26 Alterations in mental status associated with ICH are more common than with AIS, and should be assessed using the Glasgow Coma Scale (GCS) score.
Before evaluating the patient for signs and symptoms of stroke, EMS personnel must evaluate the patient for the “ABCs” (airway, breathing, circulation), address any life-threatening issues, and provide supportive care per their local protocols. Supportive care includes evaluation of the airway, preventing aspiration, and ensuring that the oxygen saturation is over 94%. The blood pressure (BP) should be measured and treated with isotonic fluids if the patient is hypotensive. Extreme elevations in systolic blood pressure (SBP) with ICH and are independently associated with ICH volume, but it is not known if prehospital BP control attenuates ICH expansion. No specific guidelines exist for prehospital treatment of HTN. The patient should also be placed on a monitor and examined for trauma, especially the C-spine if there is a history of associated fall or syncope. A point-of-care glucose measurement is mandatory because hypoglycemia is an easily addressed stroke mimic. Seizures should be managed with benzodiazepines per the EMS protocol in a manner similar to that of any other seizure.

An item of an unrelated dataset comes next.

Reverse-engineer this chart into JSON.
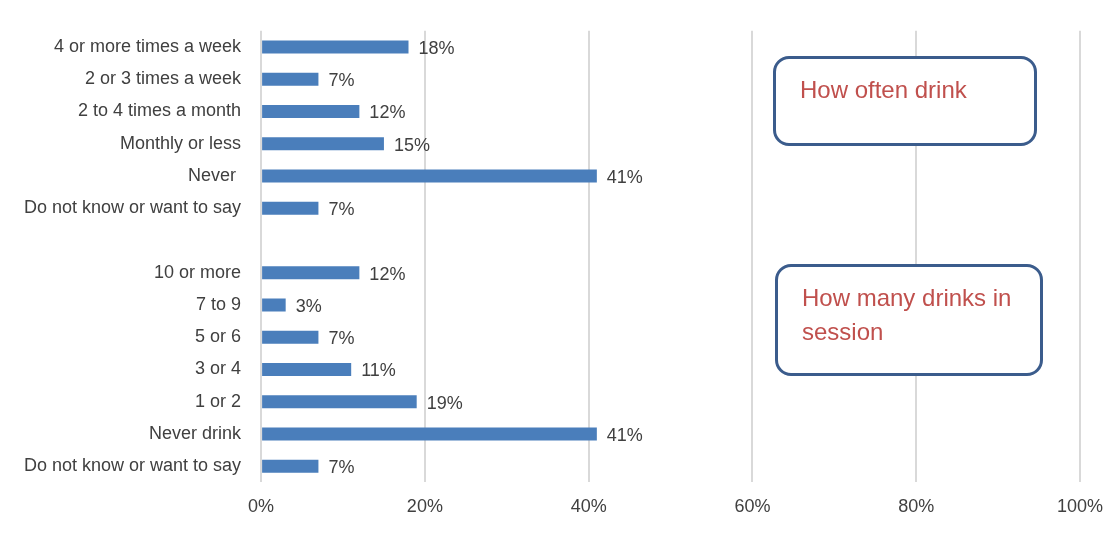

Rapid EMS stroke identification and transport to a thrombolytic-capable center not only improves care for patients with ischemic stroke but also shortens the time to emergency interventions.
27 If a patient is clearly outside the 4.5-hour window or has a severe stroke, transportation to a
facility that can provide intra-arterial thrombectomy is reasonable if the delay is not greater than 15 to 20 minutes.
28 EMS prenotification of the patient’s arrival is recommended, and bringing a family member, if possible, allows the ED physicians and stroke team to make necessary preparations.